Last week, when New England revealed its new logo, part of the “reveal” included the phrase “Proudly not another FC.”
When Major League Soccer launched in 1994, its ten teams were Columbus Crew, D.C. United, New England Revolution, NY/NJ MetroStars, Tampa Bay Mutiny, Colorado Rapids, Dallas Burn, Kansas City Wiz, Los Angeles Galaxy and the San Jose Clash.
Something funny has happened along the last 26 years. Only five of those original names still exist and, even of those five, only one—D.C. United—has a “European” inflection to it (and there is not an FC in the lot). Next year, 19 of the 28 teams are of some variety of “FC” or “SC” (this includes teams like Vancouver Whitecaps FC whom we generally think of without regard to the FC appendage), “United,” the rebranded “Sporting Kansas City” and the to-me-still-head-scratching “Real Salt Lake.”
Over the years, I’ve gone back and forth on this. While in general, I want US soccer (fans and league) to “do their own thing” and not feel like we have to look over to Europe to figure out how to be fans or how organize the entire system, I’ve also had moments when I thought many of the nicknames sounded somehow silly or trite, and I actively wanted us to get in line with Europe on the name styles, even if they didn’t make a lot of sense (NONE of these teams are “Clubs” in the traditional sense by any stretch, and the “Real” nomenclature seems almost parodic when put into relief).
Names have persuasive power and, like it or not, “Football Club” or “FC” just signified something different about this sport compared to others. Indeed, not having to ask “Why is the team called XXXX FC?” acted as something of a shibboleth for American soccer fans. When a new fan would ask me why a team wasn’t a nickname, I felt like an insider.
As silly as it sounds, I even cringed a little at first when Nashville needed to move from FC to SC (now, I hold it at a matter of distinction). My colleague Jonathan Slape, on the other hand, thinks all the FCs should be SCs because “soccer” is the “American” (or US) way of referring to the sport. While other countries have used “soccer” and “football” interchangeably in the past, once the NASL put a US claim on the phrase, other nations began holding their nose whenever it was spoken. So, on that point, I’ve given in: better an SC than an FC any ole day.

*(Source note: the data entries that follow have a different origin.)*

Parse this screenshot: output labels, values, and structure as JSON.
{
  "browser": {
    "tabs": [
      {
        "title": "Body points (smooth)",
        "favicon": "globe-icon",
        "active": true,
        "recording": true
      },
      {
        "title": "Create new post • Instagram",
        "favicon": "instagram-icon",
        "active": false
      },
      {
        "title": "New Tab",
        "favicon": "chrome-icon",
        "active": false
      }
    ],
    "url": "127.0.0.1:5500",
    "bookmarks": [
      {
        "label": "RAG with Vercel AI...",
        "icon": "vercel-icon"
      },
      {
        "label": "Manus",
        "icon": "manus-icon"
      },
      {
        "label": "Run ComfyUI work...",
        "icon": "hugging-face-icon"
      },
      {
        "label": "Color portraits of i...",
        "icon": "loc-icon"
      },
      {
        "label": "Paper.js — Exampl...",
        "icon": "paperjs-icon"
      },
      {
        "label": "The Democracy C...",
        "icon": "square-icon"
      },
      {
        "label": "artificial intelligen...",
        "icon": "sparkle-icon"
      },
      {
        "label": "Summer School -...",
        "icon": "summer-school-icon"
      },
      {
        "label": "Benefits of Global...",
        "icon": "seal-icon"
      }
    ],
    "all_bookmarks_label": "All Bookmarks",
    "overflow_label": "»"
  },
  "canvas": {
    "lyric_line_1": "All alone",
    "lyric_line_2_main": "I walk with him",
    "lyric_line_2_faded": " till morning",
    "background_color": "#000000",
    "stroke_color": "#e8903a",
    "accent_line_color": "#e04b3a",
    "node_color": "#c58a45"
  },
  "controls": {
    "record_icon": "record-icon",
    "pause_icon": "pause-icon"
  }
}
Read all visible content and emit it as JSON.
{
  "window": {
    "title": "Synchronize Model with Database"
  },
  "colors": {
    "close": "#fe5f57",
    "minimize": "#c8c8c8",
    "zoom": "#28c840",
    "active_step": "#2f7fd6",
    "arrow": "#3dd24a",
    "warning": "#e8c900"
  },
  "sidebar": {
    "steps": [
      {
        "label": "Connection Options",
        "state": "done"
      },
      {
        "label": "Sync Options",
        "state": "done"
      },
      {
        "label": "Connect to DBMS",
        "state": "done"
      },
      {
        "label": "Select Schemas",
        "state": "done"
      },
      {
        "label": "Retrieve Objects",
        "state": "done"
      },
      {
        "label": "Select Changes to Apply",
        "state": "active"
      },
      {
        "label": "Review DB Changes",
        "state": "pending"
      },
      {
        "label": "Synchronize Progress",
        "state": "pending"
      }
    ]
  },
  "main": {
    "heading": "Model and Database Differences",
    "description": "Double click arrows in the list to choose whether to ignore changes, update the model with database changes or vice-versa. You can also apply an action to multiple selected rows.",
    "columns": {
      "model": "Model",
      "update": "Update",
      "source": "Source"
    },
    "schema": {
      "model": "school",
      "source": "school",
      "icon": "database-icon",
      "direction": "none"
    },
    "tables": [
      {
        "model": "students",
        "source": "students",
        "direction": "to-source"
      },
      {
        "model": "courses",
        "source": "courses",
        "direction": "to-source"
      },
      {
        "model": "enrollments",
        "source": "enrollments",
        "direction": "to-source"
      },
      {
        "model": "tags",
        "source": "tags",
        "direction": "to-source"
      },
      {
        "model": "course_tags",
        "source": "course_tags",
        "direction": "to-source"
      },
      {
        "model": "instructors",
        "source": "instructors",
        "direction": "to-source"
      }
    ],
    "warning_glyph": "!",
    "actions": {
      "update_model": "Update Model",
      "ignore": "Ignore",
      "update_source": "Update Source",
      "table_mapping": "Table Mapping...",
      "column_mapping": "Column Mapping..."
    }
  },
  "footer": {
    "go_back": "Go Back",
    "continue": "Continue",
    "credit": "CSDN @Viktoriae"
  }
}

All that said, in the end, I think what matters most is consistency. Each one of these soccer communities is trying to build a tradition. So, regardless of what names are chosen, I now simply hope that the teams stick with them. If you can stick with a name, it helps tell the story of the club. The “FCs” will have a sound that dates when those teams entered the league; the “Sounders,” “Timbers” and “Whitecaps” signify, in part, their histories as earlier franchises in the NASL. Nashville’s switch from FC to SC, partially motivated by rebranding, partially motivated by other legal contingencies at the time, itself tells a story.
But consistency is key. While I’m all on board with changing the names of teams like the Braves or Indians or Redskins, the reason some of the fans want to hold on to those names is because of tradition. While I think they are wrong, I get it. I would try to smack someone silly who tried to alter Chelsea’s name or colors.
Indeed, in New Englands’ press release concerning the new logo, and their recommitment to the name “Revolution,” they make it clear that months of research and focus groups made it clear that the fans did not want the name touched or altered in any way. They came into as Revolution fans and always wanted to be Revolutions fans (also, can you imagine how angry you would be if you had a Kansas City Wiz tattoo?).
So, while I’m still up in the air about FCs, SCs, and Uniteds, I hope the names now don’t change. We’re building something. Let’s let the ground settle.